When he talked about improving teacher effectiveness, he made a speech about the need to actually speak to the students. And, the need to move from behind the desk and move around the classroom. He said “You sit, looking beautiful behind your desk, ignoring the children and laughing at your cell phone. That’s not teaching.” That, too, got a huge laugh with more nods of agreement. I’ve seen exactly what he’s talking about and it doesn’t seem the teachers are the least bit embarrassed about it. Or, they were covering their embarrassment with laughter.
I was a bit distracted because the woman behind me kicked my seat for most of the meeting. When she wasn’t kicking it, she was playing the drums on the back of my seat. I felt right at home, having flown coach into Orlando more times than I can count.
Also distracting was that we had choral reading for all the items printed on the blackboard. A group of 50 teachers, reading in unison. It bothered me that they had the Five Secrets for Happiness. Because there were only 3 of them.
After 45 minutes of presentation, we had tea. That included koko Samoa (always a good thing), and a plate with two sandwiches (1 egg salad and 1 mackerel), a naked chicken hot dog, a piece of coconut, a piece of papaya, a small pile of sea grapes (a type of raw seaweed) and a package of crackers. That is considered a mid-morning snack.

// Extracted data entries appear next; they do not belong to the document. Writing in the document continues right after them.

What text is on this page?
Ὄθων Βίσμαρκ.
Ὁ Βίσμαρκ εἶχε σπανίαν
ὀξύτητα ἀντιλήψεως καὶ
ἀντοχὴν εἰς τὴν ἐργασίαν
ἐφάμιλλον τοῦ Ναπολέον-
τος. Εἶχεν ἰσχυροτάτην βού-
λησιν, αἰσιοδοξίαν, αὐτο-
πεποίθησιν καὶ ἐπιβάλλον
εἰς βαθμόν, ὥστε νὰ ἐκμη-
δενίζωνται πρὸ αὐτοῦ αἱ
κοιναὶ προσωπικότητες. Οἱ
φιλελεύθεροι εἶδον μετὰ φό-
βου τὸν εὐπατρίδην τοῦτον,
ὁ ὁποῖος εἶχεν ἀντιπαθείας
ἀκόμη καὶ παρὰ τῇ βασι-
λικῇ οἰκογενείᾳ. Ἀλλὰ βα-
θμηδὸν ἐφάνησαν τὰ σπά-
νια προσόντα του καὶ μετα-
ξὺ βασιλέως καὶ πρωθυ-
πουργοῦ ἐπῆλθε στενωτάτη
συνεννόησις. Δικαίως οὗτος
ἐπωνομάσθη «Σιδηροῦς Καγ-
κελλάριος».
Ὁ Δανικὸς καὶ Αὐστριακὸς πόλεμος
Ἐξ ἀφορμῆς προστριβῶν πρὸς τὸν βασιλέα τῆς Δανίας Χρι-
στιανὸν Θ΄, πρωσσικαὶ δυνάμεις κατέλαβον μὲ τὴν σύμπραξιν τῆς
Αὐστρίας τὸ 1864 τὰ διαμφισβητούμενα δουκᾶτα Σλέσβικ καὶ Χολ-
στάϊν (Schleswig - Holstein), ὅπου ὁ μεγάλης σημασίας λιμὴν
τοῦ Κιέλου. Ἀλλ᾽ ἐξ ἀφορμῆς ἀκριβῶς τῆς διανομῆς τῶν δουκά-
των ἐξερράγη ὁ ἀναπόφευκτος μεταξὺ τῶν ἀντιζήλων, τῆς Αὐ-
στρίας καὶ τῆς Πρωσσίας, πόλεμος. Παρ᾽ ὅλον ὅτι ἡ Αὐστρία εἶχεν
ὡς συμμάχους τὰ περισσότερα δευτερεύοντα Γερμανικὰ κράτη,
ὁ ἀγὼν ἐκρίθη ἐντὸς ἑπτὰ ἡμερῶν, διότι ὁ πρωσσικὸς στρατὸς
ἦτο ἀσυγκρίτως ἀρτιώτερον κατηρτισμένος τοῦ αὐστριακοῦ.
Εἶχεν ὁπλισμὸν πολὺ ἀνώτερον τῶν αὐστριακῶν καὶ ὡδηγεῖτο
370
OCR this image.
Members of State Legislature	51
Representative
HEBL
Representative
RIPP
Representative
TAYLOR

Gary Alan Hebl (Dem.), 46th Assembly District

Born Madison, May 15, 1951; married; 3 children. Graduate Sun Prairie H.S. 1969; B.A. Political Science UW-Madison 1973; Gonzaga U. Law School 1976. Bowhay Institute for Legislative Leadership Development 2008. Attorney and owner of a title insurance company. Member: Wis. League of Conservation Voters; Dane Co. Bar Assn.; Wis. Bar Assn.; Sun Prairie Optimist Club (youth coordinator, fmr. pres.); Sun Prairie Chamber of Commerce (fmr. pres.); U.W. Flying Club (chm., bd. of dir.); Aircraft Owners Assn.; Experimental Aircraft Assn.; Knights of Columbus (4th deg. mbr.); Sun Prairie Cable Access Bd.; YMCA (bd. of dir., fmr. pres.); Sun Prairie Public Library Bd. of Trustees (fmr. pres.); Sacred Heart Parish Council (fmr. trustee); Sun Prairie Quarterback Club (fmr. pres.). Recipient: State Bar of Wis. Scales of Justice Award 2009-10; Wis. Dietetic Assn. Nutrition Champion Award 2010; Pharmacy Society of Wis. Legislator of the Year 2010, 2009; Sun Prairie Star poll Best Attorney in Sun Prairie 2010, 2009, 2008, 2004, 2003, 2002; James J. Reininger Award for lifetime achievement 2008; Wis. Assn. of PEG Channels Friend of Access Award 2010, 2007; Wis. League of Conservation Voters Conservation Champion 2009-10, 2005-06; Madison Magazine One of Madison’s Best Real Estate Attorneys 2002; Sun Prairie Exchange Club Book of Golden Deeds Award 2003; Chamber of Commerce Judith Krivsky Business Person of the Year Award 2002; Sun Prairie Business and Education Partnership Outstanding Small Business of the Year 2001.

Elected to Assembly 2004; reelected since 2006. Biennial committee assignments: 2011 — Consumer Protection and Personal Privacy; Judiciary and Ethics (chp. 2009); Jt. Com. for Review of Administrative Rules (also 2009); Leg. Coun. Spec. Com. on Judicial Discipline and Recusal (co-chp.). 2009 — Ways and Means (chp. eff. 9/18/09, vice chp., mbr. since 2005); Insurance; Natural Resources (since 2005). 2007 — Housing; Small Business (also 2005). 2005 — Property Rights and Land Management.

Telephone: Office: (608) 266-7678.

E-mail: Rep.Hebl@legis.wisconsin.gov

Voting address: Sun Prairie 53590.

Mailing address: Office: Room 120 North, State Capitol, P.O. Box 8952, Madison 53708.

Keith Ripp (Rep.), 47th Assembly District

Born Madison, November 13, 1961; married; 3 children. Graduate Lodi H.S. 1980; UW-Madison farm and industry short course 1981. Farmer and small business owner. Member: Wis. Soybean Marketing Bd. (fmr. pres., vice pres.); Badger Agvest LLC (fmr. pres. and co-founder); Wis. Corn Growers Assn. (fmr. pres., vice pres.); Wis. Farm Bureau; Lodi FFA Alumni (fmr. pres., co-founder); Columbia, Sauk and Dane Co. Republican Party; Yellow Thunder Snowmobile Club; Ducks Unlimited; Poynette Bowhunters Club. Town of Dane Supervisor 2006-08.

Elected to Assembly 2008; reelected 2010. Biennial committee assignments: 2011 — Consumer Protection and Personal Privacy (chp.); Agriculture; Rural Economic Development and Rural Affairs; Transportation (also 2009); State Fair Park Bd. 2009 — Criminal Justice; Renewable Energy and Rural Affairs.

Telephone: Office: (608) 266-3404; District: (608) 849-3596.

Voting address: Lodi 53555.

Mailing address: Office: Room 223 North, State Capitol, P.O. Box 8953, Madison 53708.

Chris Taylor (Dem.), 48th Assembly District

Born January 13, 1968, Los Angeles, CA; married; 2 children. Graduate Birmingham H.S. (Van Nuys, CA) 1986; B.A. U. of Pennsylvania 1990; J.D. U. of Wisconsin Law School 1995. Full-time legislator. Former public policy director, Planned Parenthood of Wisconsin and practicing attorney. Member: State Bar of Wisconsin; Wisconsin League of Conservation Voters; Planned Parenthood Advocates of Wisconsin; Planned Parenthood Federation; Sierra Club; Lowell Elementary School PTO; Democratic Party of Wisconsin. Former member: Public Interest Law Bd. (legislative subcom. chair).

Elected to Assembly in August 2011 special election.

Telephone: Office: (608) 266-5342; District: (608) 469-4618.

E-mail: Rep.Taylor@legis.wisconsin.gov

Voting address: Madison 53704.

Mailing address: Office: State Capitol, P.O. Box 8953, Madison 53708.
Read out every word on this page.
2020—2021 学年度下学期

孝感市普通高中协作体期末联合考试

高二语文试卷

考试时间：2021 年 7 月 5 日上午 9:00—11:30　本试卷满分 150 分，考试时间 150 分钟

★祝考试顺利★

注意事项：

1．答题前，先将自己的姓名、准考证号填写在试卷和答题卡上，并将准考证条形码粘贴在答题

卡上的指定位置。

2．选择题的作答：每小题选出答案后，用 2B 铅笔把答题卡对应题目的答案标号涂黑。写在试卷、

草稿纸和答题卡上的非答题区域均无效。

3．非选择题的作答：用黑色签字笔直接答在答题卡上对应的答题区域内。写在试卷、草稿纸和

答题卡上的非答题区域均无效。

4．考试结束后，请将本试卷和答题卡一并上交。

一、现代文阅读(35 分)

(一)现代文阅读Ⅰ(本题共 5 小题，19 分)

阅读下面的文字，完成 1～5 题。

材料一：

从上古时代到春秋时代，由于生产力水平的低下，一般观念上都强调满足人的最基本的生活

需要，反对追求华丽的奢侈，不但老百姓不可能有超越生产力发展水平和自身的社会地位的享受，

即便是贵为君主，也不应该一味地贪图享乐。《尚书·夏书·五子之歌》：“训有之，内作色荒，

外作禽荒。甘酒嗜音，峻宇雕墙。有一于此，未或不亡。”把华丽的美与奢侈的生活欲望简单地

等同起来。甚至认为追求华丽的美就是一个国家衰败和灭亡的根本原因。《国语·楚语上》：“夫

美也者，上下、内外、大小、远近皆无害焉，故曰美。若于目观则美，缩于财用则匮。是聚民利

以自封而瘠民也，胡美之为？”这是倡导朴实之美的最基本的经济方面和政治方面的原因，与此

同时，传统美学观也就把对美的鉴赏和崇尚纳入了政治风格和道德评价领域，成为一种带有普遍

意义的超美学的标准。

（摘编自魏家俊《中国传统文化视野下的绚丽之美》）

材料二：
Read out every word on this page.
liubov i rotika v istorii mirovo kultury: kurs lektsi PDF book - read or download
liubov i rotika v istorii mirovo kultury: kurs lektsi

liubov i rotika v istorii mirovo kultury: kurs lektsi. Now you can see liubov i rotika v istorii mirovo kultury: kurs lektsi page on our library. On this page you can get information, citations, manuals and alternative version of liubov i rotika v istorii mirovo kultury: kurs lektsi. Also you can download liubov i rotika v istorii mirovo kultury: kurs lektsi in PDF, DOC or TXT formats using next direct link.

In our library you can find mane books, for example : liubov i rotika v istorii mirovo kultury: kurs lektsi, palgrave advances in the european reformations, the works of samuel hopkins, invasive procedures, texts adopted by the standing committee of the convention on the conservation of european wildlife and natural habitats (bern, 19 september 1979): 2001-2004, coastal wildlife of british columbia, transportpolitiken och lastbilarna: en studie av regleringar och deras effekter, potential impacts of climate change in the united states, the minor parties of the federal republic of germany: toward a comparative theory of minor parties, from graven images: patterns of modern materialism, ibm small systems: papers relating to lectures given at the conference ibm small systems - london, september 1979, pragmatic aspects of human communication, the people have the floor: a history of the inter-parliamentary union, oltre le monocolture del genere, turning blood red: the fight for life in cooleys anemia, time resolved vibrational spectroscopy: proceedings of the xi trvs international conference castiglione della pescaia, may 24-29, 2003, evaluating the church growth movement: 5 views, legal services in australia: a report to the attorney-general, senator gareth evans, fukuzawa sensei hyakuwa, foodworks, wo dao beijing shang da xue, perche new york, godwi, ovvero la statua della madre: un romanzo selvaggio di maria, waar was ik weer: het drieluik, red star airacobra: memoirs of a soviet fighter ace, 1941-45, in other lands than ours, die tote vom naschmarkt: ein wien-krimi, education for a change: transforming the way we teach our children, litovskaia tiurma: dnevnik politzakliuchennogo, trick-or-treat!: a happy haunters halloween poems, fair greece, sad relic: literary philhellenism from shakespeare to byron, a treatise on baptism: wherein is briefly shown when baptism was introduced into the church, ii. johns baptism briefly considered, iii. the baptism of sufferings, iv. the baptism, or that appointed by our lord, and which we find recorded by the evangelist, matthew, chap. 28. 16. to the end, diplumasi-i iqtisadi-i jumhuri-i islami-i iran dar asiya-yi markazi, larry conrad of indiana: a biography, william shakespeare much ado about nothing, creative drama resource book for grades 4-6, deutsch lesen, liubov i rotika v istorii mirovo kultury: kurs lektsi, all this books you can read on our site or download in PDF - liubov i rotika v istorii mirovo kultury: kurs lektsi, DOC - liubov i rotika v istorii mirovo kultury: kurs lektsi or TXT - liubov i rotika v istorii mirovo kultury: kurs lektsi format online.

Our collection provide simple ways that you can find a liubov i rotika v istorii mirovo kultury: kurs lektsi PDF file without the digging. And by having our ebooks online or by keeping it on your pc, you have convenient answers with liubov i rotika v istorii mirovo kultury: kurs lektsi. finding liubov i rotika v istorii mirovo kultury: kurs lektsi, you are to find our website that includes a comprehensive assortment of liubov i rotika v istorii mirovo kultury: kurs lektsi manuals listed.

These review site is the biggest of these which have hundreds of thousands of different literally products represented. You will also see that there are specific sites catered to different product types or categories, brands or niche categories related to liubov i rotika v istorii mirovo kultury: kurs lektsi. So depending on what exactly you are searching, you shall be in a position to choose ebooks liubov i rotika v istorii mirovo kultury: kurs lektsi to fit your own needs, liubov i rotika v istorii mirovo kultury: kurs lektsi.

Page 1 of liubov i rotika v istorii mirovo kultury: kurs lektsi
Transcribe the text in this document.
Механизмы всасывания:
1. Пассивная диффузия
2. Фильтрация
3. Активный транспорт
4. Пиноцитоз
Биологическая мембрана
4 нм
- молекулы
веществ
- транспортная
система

After another hour of presentation, the meeting was ended with several speeches of thanks by those in attendance along with the presentation of cash to the presenter. He’s our boss. I was asked to contribute $5 for that. Finally, we had a prayer and a hymn and it was over.
During the meeting, which was held at the conference facility at a nearby resort, 3 young boys wearing only shorts wandered in to see what was going on. I’m not sure if they were just curious or were looking for their mother, but they just looked around for a couple of minutes then wandered off. Samoa is a casual kind of place.
The presentation information posted on the blackboard was in English. The entire presentation, other than the portions I quoted above, was in Samoan. As has been the case in every meeting I’ve attended here, both large and small, there were a lot of side conversations. By the end of the session, I’d venture to say that there were 10% of us actually trying to listen. It didn’t seem to bother the presenter, who took a cell phone call at one point during the presentation.
I’ve worked in Manhatten, where black and dark colors are de rigueur. I prefer Samoa, where the puletasis were all the colors of the rainbow, most with floral prints and many with glitter. I was wearing my Thursday uniform which is a red/orange polyester floral print with gold glitter highlights.
I can now say with authority that I don’t like meetings, whether held in America in English or in Savaii, in Samoan.
After the meeting I took the bus to town to check my mail, but I’d forgotten the PO closes for lunch for 1 ½ hours. I decided to take a taxi up the road to do some shopping. The taxi driver asked if this was my first visit to Samoa. Keep in mind I was wearing a puletasi and a flower ula, carrying a briefcase and I’d told him where I wanted to go…in Samoan. At first I thought he was pulling my leg. He wasn't.